Counting selections of $12$ chocolates selected from $10$ milk chocolates, $10$ dark chocolates, and $1$ fat-free chocolate Suppose I want to choose $12$ chocolates from $3$ different varieties: 


*

*$10$ milk chocolates,

*$10$ dark chocolates, and

*$1$ fat-free chocolate


In how many ways can I do this?
I tried
$$\frac{_{21}P_{12}}{10!\cdot10!}=\frac{21!}{9!\cdot10!\cdot10!}$$
($10!\cdot10!$ account for repetitions)
which apparently isn't correct.
 A: Let $m$, $d$, and $f$ be, respectively, the number of milk, dark, and fat-free chocolates.  Then we want to find the number of solutions of the equation 
$$m + d + f = 12$$
in the nonnegative integers subject to the constraints that $m \leq 10$, $d \leq 10$, and $f \leq 1$.  
The constraint $f \leq 1$ is best handled, as @user2661923 suggested in the comments, by considering two cases, depending on whether the selection includes a fat-free chocolate.
Case 1:  The fat-free chocolate is not selected.
Since the fat-free chocolate is not selected, $f = 0$, so we must find the number of solutions of the equation 
$$m + d = 12$$ 
in the nonnegative integers subject to the constraints $m \leq 10$, $d \leq 10$.  Notice that choosing how many milk chocolates are selected determines how many dark chocolates are selected.  Since $d \leq 10$, at least how many milk chocolates must be selected?  At most how many milk chocolates may be selected?  
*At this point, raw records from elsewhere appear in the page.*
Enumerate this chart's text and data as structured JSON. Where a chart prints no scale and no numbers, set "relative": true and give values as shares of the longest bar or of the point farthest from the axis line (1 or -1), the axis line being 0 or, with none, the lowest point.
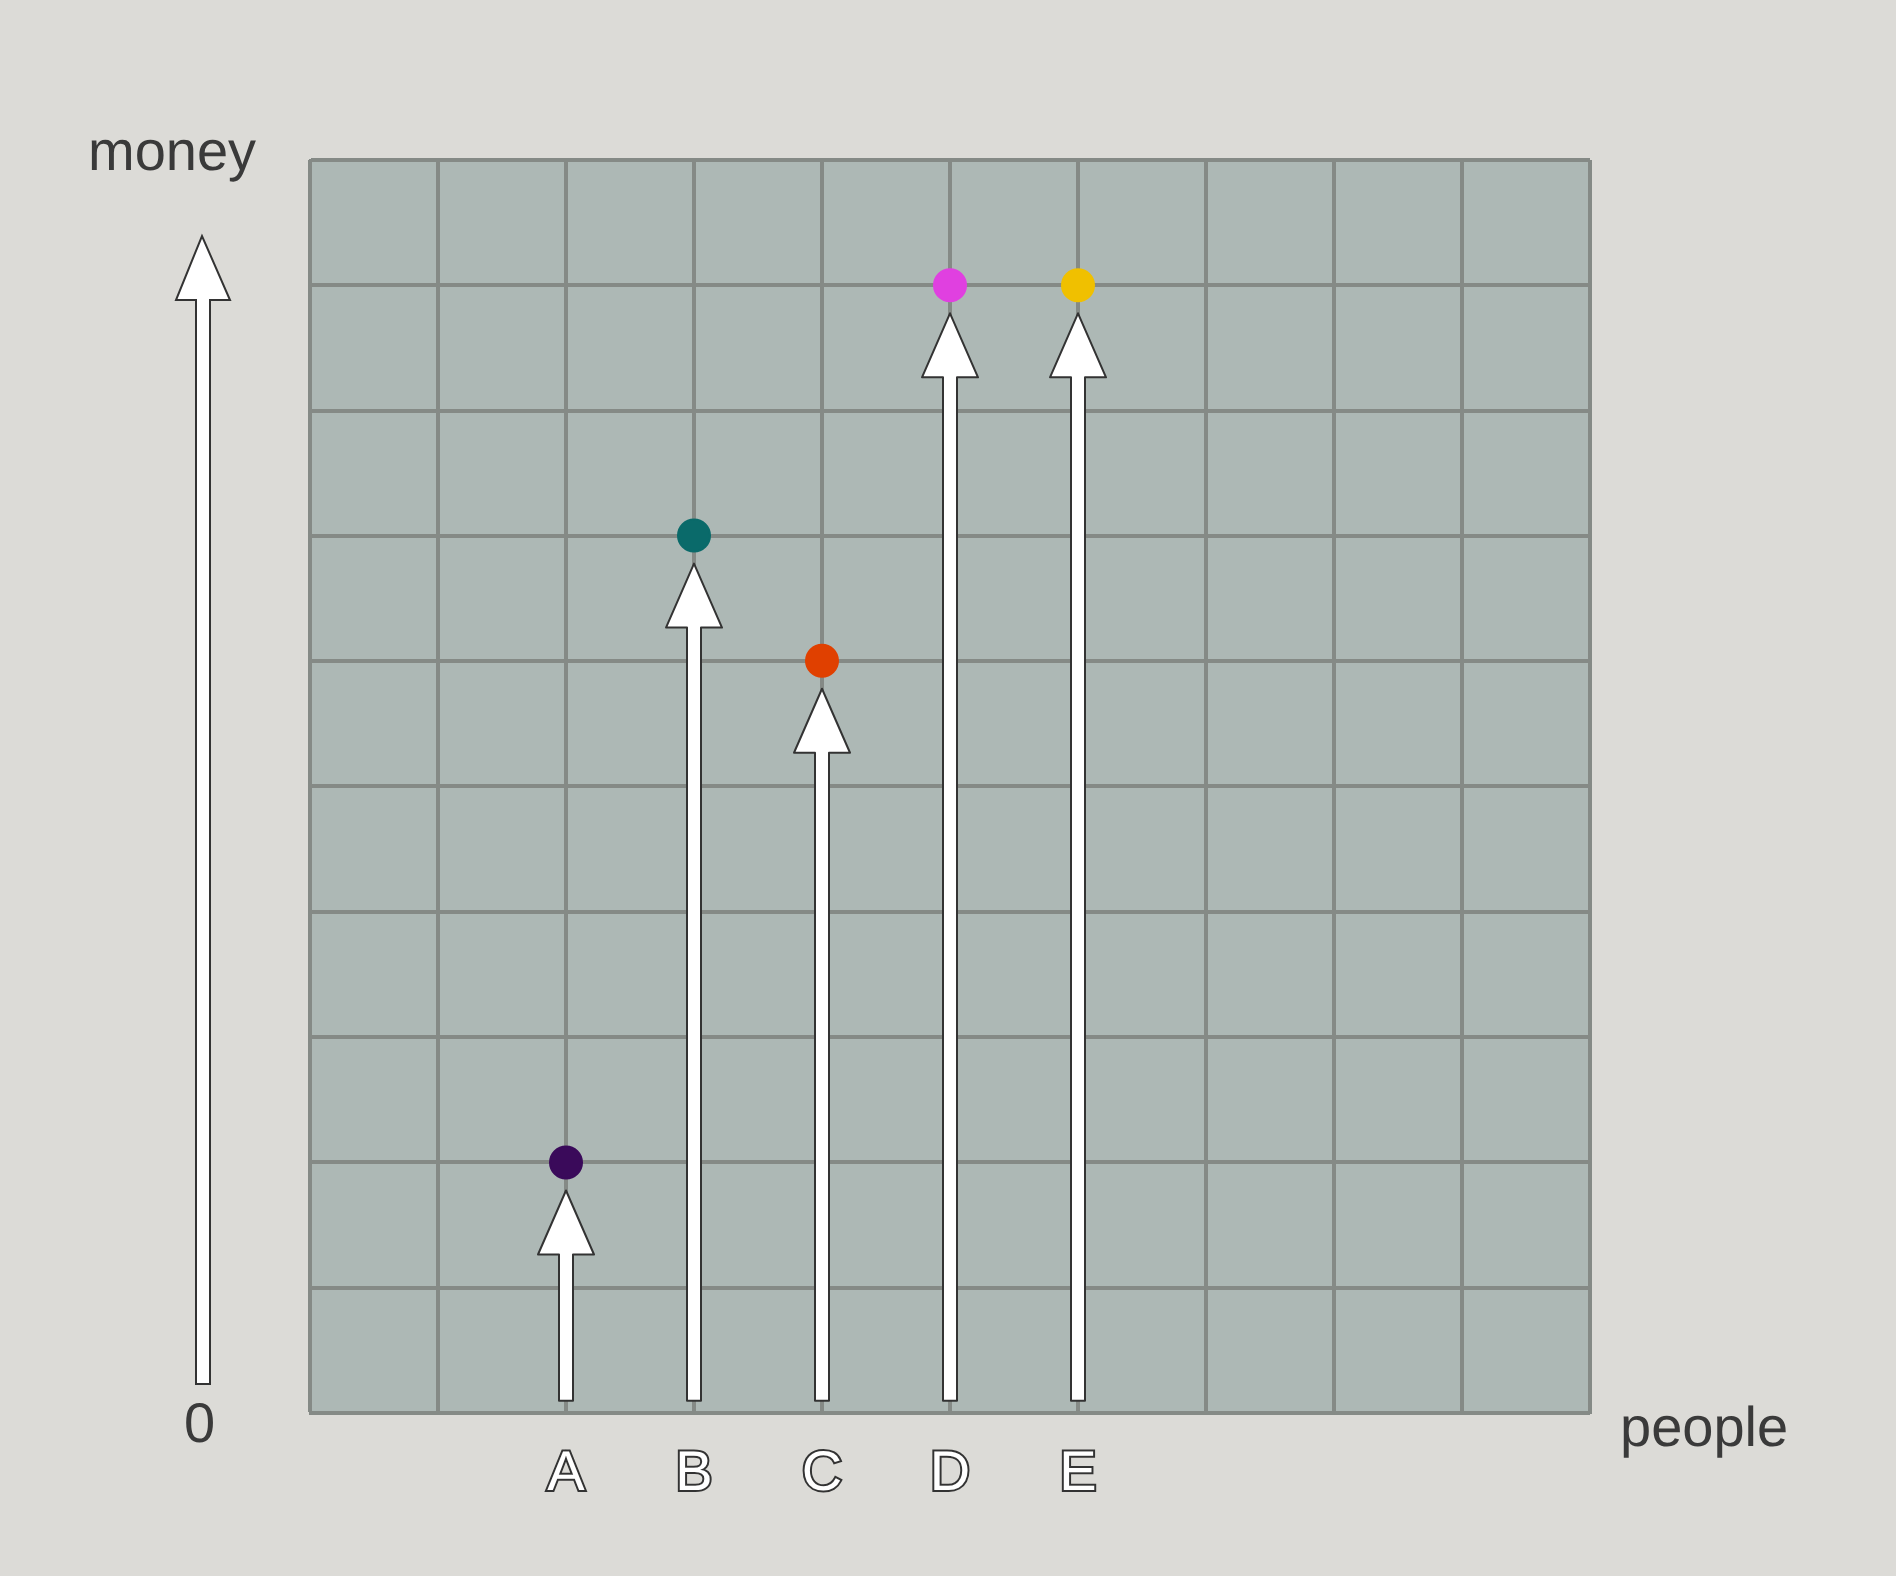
{
  "chart_data": {
    "type": "lollipop",
    "xlabel": "people",
    "ylabel": "money",
    "annotations": [
      "0"
    ],
    "categories": [
      null,
      null,
      "A",
      "B",
      "C",
      "D",
      "E",
      null,
      null,
      null,
      null
    ],
    "values": [
      null,
      null,
      0.222,
      0.778,
      0.667,
      1,
      1,
      null,
      null,
      null,
      null
    ],
    "colors": [
      "#3a0a5a",
      "#3a0a5a",
      "#3a0a5a",
      "#0a6a6a",
      "#e04000",
      "#e040e0",
      "#f0c000",
      "#f0c000",
      "#f0c000",
      "#f0c000",
      "#f0c000"
    ],
    "relative": true,
    "grid": true,
    "marker": "circle"
  }
}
 $2 \leq m \leq 10 \implies 9$ solutions

Case 2: The fat-free chocolate is selected.
Since the fat-free chocolate is selected, $f = 1$, so we must find the number of solutions of the equation 
$$m + d = 11$$
in the nonnegative integers subject to the constraints $m \leq 10$, $d \leq 10$.  Again, choosing how many milk chocolates are selected determines how many dark chocolates are selected.  Since $d \leq 10$, at least how many milk chocolates must be selected?  At most how many milk chocolates may be selected?
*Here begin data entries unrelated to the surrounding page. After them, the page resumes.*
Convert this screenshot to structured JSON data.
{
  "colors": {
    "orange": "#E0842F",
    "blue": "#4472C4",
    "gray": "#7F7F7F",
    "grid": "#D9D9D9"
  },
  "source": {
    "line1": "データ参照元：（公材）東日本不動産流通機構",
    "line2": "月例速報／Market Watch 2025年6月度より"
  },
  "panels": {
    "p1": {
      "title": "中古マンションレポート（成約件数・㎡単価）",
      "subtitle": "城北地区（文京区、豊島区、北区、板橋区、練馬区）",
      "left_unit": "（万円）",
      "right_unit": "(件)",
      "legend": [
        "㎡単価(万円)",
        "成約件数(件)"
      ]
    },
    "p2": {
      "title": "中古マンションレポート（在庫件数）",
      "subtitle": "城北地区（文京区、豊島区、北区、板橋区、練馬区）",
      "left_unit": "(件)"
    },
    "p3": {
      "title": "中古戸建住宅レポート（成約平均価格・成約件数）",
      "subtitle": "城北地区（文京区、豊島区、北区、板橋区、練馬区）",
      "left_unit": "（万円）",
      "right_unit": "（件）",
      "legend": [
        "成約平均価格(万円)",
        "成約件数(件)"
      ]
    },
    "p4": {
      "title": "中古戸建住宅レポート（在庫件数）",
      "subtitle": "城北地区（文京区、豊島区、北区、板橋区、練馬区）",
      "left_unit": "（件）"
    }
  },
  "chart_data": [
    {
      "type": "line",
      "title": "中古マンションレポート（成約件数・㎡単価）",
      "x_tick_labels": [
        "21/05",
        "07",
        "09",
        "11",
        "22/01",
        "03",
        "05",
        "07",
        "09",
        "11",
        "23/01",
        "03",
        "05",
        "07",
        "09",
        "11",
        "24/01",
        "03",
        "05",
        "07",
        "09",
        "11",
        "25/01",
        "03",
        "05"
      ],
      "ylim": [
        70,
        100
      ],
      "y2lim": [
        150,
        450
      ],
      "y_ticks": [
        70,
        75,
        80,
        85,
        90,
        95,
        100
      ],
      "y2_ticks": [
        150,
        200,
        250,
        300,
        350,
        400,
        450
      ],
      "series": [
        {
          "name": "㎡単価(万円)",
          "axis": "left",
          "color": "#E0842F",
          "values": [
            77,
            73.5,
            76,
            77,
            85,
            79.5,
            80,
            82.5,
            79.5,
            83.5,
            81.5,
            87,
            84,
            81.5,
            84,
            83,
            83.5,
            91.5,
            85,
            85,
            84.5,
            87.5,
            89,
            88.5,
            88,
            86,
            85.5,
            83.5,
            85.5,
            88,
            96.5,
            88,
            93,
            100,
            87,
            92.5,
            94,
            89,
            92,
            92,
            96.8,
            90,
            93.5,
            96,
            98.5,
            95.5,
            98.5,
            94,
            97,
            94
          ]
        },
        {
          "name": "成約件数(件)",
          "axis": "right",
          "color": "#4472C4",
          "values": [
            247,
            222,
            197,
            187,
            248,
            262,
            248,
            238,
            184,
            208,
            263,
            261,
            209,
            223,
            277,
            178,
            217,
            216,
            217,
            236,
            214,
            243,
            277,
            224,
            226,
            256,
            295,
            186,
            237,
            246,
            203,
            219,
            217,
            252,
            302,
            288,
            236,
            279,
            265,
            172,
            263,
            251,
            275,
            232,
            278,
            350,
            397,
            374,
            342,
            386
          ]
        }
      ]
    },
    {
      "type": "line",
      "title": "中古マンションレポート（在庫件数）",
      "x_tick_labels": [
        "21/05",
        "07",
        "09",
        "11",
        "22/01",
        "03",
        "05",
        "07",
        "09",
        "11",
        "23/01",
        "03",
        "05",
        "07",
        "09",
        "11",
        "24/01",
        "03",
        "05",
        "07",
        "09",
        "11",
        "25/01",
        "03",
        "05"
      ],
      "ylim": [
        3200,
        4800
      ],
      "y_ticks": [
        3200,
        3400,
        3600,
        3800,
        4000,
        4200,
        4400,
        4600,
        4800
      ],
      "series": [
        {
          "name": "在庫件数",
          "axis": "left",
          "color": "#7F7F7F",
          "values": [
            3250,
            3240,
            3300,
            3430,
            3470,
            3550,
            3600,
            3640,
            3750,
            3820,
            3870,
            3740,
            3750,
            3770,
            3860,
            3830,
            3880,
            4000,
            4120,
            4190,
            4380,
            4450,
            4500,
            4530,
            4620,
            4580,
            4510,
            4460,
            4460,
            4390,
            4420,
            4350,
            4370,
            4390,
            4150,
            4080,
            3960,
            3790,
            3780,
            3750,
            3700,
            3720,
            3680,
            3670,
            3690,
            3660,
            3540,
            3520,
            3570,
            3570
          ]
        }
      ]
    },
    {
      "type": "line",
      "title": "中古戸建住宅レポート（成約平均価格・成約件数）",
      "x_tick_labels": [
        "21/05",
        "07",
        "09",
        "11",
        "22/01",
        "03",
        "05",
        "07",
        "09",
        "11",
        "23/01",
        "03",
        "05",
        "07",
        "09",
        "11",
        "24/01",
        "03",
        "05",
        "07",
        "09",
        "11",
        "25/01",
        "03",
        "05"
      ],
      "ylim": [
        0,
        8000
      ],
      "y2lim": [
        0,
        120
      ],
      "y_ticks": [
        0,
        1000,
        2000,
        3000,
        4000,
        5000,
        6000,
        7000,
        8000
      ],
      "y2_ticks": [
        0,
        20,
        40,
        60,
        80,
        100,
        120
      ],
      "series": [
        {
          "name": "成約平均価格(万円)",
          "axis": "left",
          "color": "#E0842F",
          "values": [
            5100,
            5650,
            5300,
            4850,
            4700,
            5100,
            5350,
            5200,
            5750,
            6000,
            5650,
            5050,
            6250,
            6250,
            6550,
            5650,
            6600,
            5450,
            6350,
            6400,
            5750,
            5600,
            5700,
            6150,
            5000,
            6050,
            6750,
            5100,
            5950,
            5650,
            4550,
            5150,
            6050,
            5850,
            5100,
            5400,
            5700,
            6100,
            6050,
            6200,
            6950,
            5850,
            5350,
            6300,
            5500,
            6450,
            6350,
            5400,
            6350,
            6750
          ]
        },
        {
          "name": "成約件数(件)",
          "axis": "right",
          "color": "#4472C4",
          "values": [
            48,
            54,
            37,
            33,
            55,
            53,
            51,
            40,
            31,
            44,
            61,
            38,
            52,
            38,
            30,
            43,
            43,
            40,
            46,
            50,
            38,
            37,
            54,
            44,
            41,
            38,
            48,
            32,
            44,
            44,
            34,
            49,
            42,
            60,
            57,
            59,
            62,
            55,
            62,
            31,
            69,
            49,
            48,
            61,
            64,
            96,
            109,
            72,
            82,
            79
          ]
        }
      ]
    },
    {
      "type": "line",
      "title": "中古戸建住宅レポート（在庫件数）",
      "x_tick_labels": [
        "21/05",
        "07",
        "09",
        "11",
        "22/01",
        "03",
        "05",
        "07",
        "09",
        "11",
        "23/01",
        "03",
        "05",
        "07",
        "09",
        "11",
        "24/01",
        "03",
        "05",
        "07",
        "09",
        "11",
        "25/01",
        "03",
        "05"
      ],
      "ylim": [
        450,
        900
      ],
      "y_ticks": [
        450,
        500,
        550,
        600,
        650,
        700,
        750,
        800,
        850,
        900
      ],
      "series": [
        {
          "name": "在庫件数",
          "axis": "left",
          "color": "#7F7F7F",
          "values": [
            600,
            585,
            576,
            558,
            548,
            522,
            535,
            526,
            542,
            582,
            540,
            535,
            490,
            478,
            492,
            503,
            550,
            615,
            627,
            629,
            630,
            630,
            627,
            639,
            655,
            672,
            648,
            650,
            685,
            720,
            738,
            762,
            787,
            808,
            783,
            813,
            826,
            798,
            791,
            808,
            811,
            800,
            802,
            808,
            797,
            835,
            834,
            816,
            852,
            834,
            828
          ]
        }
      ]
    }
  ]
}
 $1 \leq m \leq 10 \implies 10$ solutions

Total: The two cases are mutually exclusive and exhaustive, so the total can be found by adding the results of the two cases.
What was wrong with your approach?
You selected $12$ items but divided by $10!10!$.  However, $10 + 10 = 20 > 12$.  The number of distinguishable ways six milk chocolates, five dark chocolates, and one fat-free chocolate can be selected is 
$$\binom{12}{6}\binom{6}{5}\binom{1}{1} = \frac{12!}{6!6!} \cdot \frac{6!}{5!1!} \cdot \frac{1!}{1!0!} = \frac{12!}{6!5!1!}$$
where we choose six positions in the sequence of twelve selections for the milk chocolates, five of the remaining six positions for the dark chocolates, and fill the remaining position with the fat-free chocolate.  Notice that $6 + 5 + 1 = 12$.  
Since you would have to list all the possible selections in order to do the problem in this way, it is not an efficient approach to the problem of counting how many selections there are.